BZDEV: SciTools'98 abstract

From: Todd Veldhuizen (tveldhui@oonumerics.org)
Date: Thu Jun 11 1998 - 12:49:11 EST


Blitz++ will be presented at the SciTools'98 workshop this fall
(Modern Software Tools for Scientific Computing). Here's the abstract:

 Blitz++: The library that thinks it is a compiler

Scientific computing requires domain-specific abstractions,
such as arrays, matrices, and tensors. Building such
abstractions into a language (such as arrays in Fortran 90)
can result in fast code, but may also be limiting: such
abstractions are hard to extend or modify, and economics
restrict the number of features which may be included
in a commercial compiler.

An alternative is to use languages which allow library
developers to create their own abstractions. Many problem
domains which have been addressed in the past by custom
languages (interval arithmetic, sparse arrays, adaptive
mesh refinement) have now been successfully tackled by C++
libraries. Unfortunately, compilers have difficulty
optimizing such libraries, because they lack semantic
knowledge of the abstractions: instead of seeing sparse
array operations, they see pointers and loops.
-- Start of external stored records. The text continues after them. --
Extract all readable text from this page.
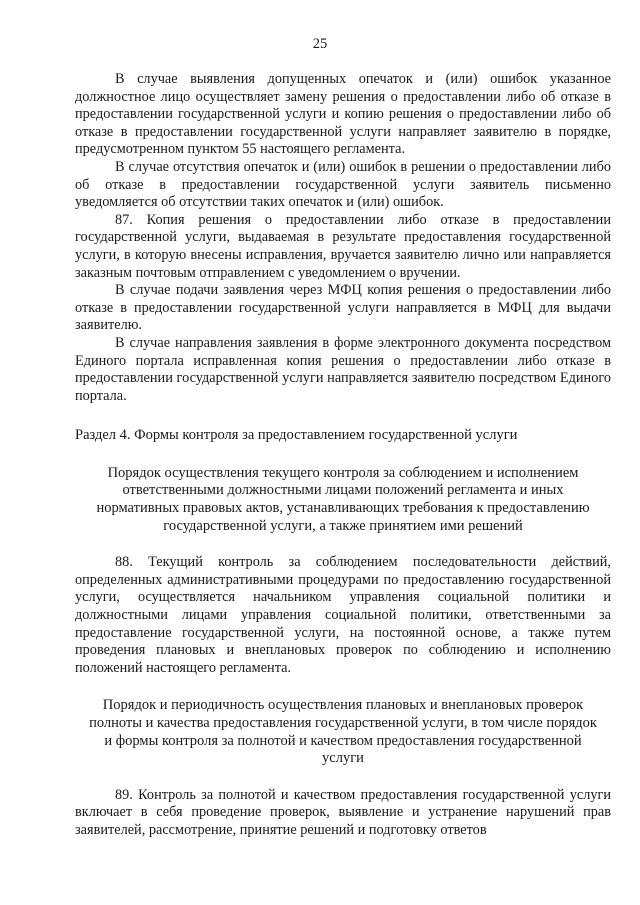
25

В случае выявления допущенных опечаток и (или) ошибок указанное должностное лицо осуществляет замену решения о предоставлении либо об отказе в предоставлении государственной услуги и копию решения о предоставлении либо об отказе в предоставлении государственной услуги направляет заявителю в порядке, предусмотренном пунктом 55 настоящего регламента.

В случае отсутствия опечаток и (или) ошибок в решении о предоставлении либо об отказе в предоставлении государственной услуги заявитель письменно уведомляется об отсутствии таких опечаток и (или) ошибок.

87. Копия решения о предоставлении либо отказе в предоставлении государственной услуги, выдаваемая в результате предоставления государственной услуги, в которую внесены исправления, вручается заявителю лично или направляется заказным почтовым отправлением с уведомлением о вручении.

В случае подачи заявления через МФЦ копия решения о предоставлении либо отказе в предоставлении государственной услуги направляется в МФЦ для выдачи заявителю.

В случае направления заявления в форме электронного документа посредством Единого портала исправленная копия решения о предоставлении либо отказе в предоставлении государственной услуги направляется заявителю посредством Единого портала.

Раздел 4. Формы контроля за предоставлением государственной услуги

Порядок осуществления текущего контроля за соблюдением и исполнением ответственными должностными лицами положений регламента и иных нормативных правовых актов, устанавливающих требования к предоставлению государственной услуги, а также принятием ими решений

88. Текущий контроль за соблюдением последовательности действий, определенных административными процедурами по предоставлению государственной услуги, осуществляется начальником управления социальной политики и должностными лицами управления социальной политики, ответственными за предоставление государственной услуги, на постоянной основе, а также путем проведения плановых и внеплановых проверок по соблюдению и исполнению положений настоящего регламента.

Порядок и периодичность осуществления плановых и внеплановых проверок полноты и качества предоставления государственной услуги, в том числе порядок и формы контроля за полнотой и качеством предоставления государственной услуги

89. Контроль за полнотой и качеством предоставления государственной услуги включает в себя проведение проверок, выявление и устранение нарушений прав заявителей, рассмотрение, принятие решений и подготовку ответов
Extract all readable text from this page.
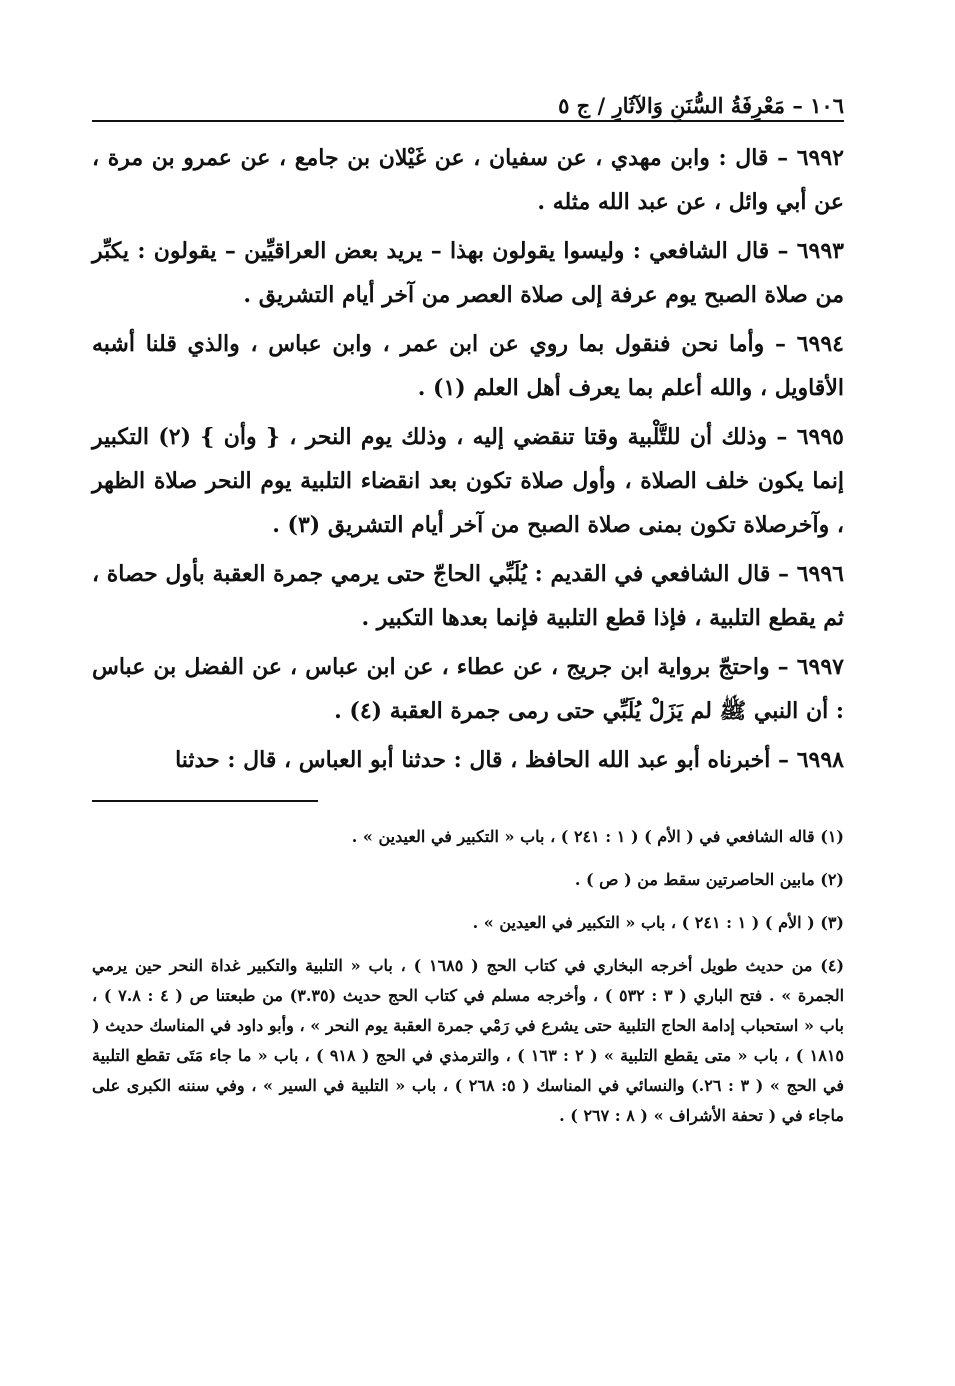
١٠٦ – مَعْرِفَةُ السُّنَنِ وَالآثَارِ / ج ٥

٦٩٩٢ – قال : وابن مهدي ، عن سفيان ، عن غَيْلان بن جامع ، عن عمرو بن مرة ، عن أبي وائل ، عن عبد الله مثله .

٦٩٩٣ – قال الشافعي : وليسوا يقولون بهذا – يريد بعض العراقيِّين – يقولون : يكبِّر من صلاة الصبح يوم عرفة إلى صلاة العصر من آخر أيام التشريق .

٦٩٩٤ – وأما نحن فنقول بما روي عن ابن عمر ، وابن عباس ، والذي قلنا أشبه الأقاويل ، والله أعلم بما يعرف أهل العلم (١) .

٦٩٩٥ – وذلك أن للتَّلْبية وقتا تنقضي إليه ، وذلك يوم النحر ، { وأن } (٢) التكبير إنما يكون خلف الصلاة ، وأول صلاة تكون بعد انقضاء التلبية يوم النحر صلاة الظهر ، وآخرصلاة تكون بمنى صلاة الصبح من آخر أيام التشريق (٣) .

٦٩٩٦ – قال الشافعي في القديم : يُلَبِّي الحاجّ حتى يرمي جمرة العقبة بأول حصاة ، ثم يقطع التلبية ، فإذا قطع التلبية فإنما بعدها التكبير .

٦٩٩٧ – واحتجّ برواية ابن جريج ، عن عطاء ، عن ابن عباس ، عن الفضل بن عباس : أن النبي ﷺ لم يَزَلْ يُلَبِّي حتى رمى جمرة العقبة (٤) .

٦٩٩٨ – أخبرناه أبو عبد الله الحافظ ، قال : حدثنا أبو العباس ، قال : حدثنا

(١) قاله الشافعي في ( الأم ) ( ١ : ٢٤١ ) ، باب « التكبير في العيدين » .

(٢) مابين الحاصرتين سقط من ( ص ) .

(٣) ( الأم ) ( ١ : ٢٤١ ) ، باب « التكبير في العيدين » .

(٤) من حديث طويل أخرجه البخاري في كتاب الحج ( ١٦٨٥ ) ، باب « التلبية والتكبير غداة النحر حين يرمي الجمرة » . فتح الباري ( ٣ : ٥٣٢ ) ، وأخرجه مسلم في كتاب الحج حديث (٣.٣٥) من طبعتنا ص ( ٤ : ٧.٨ ) ، باب « استحباب إدامة الحاج التلبية حتى يشرع في رَمْي جمرة العقبة يوم النحر » ، وأبو داود في المناسك حديث ( ١٨١٥ ) ، باب « متى يقطع التلبية » ( ٢ : ١٦٣ ) ، والترمذي في الحج ( ٩١٨ ) ، باب « ما جاء مَتَى تقطع التلبية في الحج » ( ٣ : ٢٦.) والنسائي في المناسك ( ٥: ٢٦٨ ) ، باب « التلبية في السير » ، وفي سننه الكبرى على ماجاء في ( تحفة الأشراف » ( ٨ : ٢٦٧ ) .
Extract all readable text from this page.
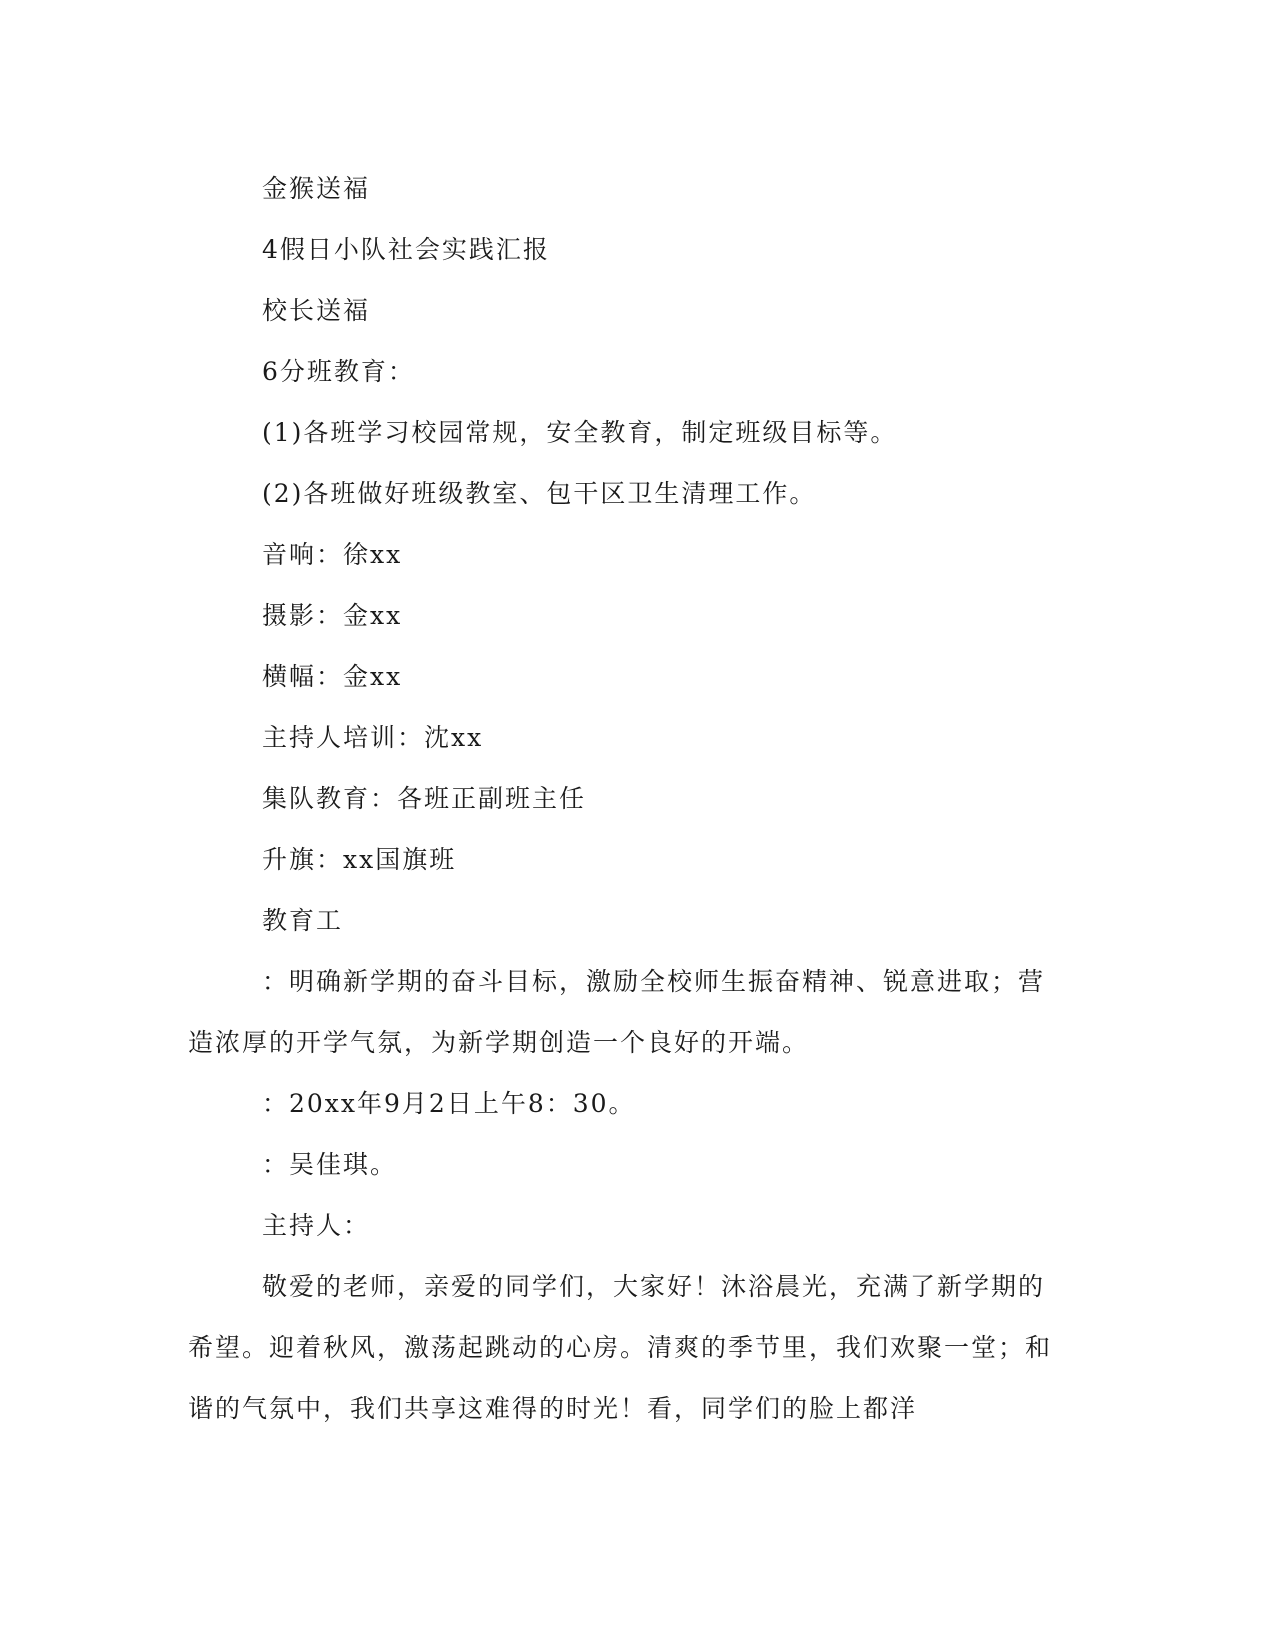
金猴送福
4假日小队社会实践汇报
校长送福
6分班教育：
(1)各班学习校园常规，安全教育，制定班级目标等。
(2)各班做好班级教室、包干区卫生清理工作。
音响：徐xx
摄影：金xx
横幅：金xx
主持人培训：沈xx
集队教育：各班正副班主任
升旗：xx国旗班
教育工
：明确新学期的奋斗目标，激励全校师生振奋精神、锐意进取；营造浓厚的开学气氛，为新学期创造一个良好的开端。
：20xx年9月2日上午8：30。
：吴佳琪。
主持人：
敬爱的老师，亲爱的同学们，大家好！沐浴晨光，充满了新学期的希望。迎着秋风，激荡起跳动的心房。清爽的季节里，我们欢聚一堂；和谐的气氛中，我们共享这难得的时光！看，同学们的脸上都洋
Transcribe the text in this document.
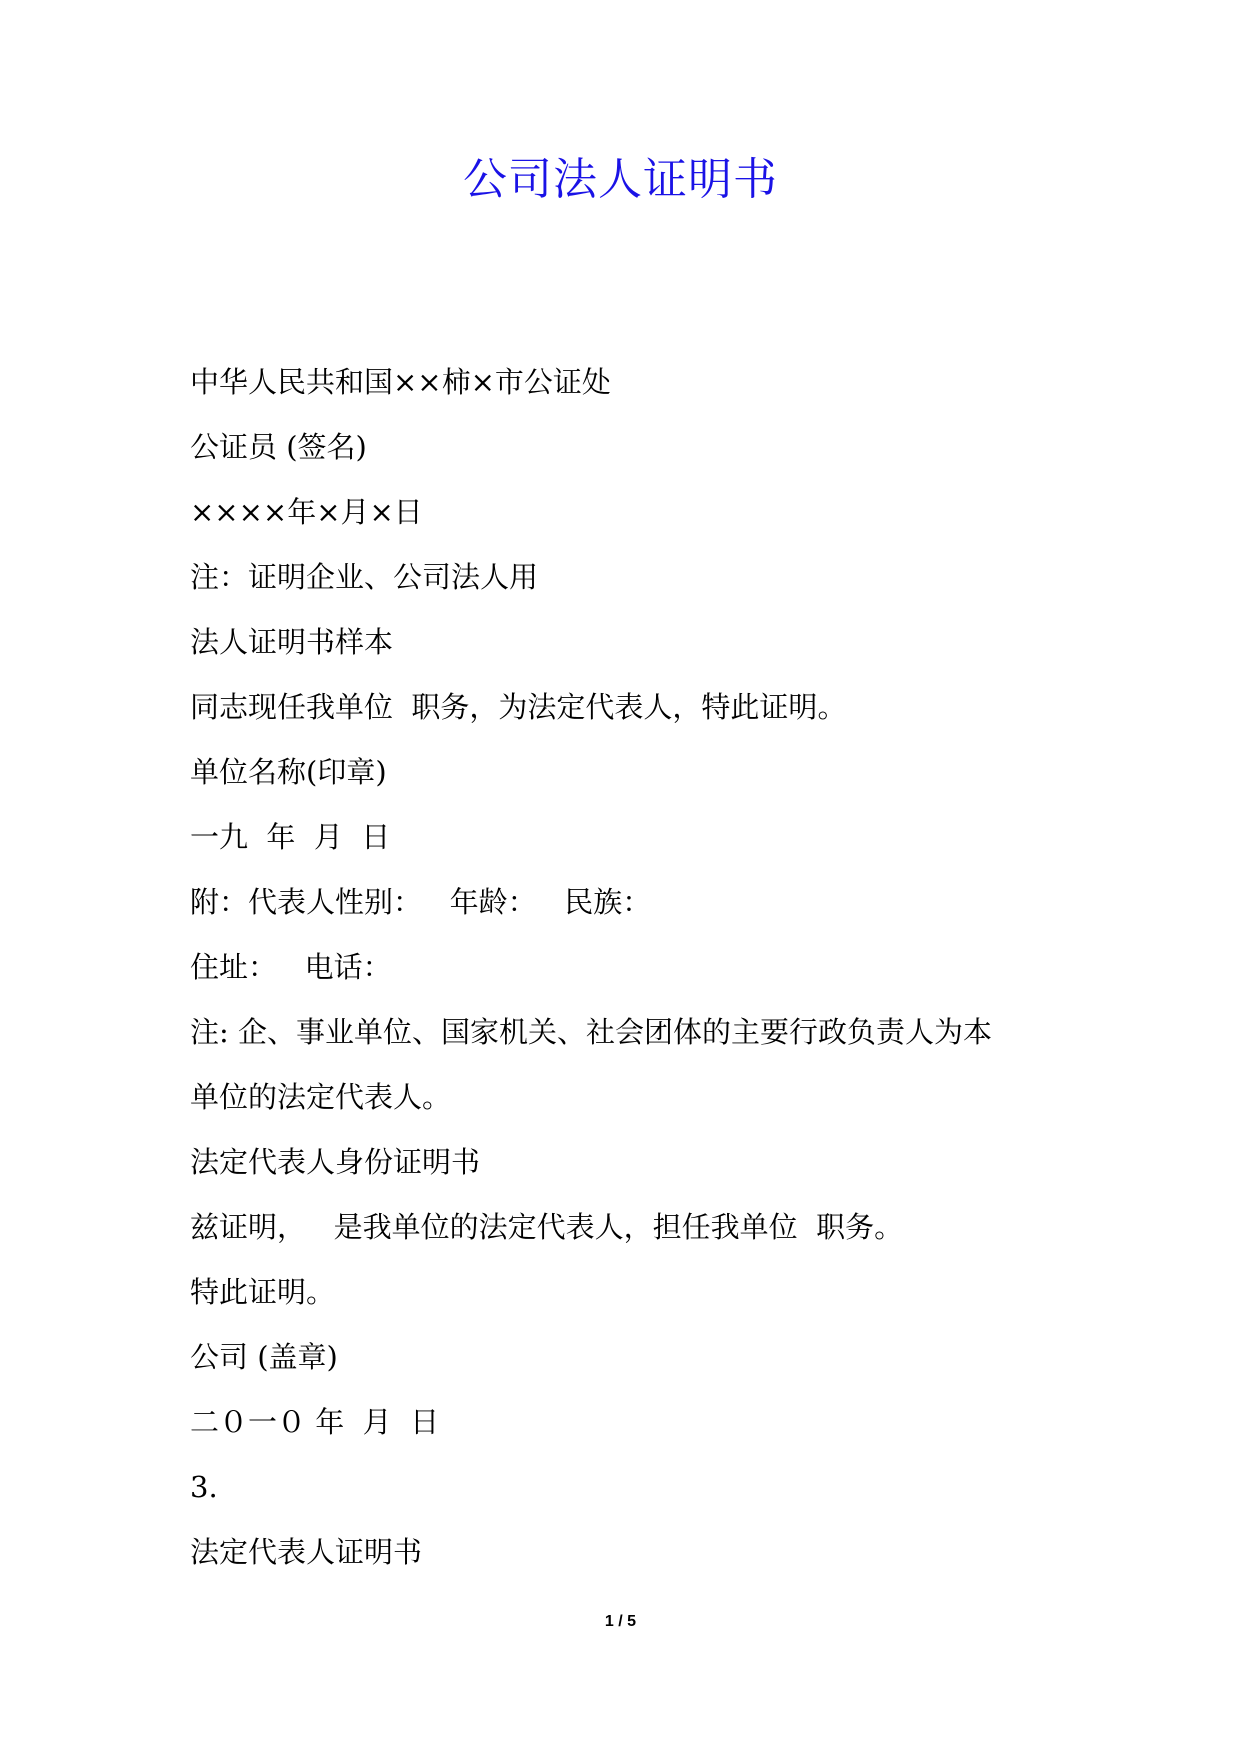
公司法人证明书
中华人民共和国××柿×市公证处
公证员 (签名)
××××年×月×日
注：证明企业、公司法人用
法人证明书样本
同志现任我单位  职务，为法定代表人，特此证明。
单位名称(印章)
一九  年  月  日
附：代表人性别：   年龄：   民族：
住址：   电话：
注: 企、事业单位、国家机关、社会团体的主要行政负责人为本
单位的法定代表人。
法定代表人身份证明书
兹证明，   是我单位的法定代表人，担任我单位  职务。
特此证明。
公司 (盖章)
二０一０ 年  月  日
3.
法定代表人证明书
1 / 5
The solution may be to move high-level optimizations out
of compilers and into libraries. The Blitz++ library
demonstrates how this may be done in C++. The mechanisms
are somewhat crude, but the results are appealing:
Blitz++ arrays offer functionality and efficiency
competitive with Fortran 90, but without any language
extensions. The Blitz++ library is able to parse and
analyze array expressions at compile time, and performs
loop transformations which have until now been the
responsibility of optimizing compilers.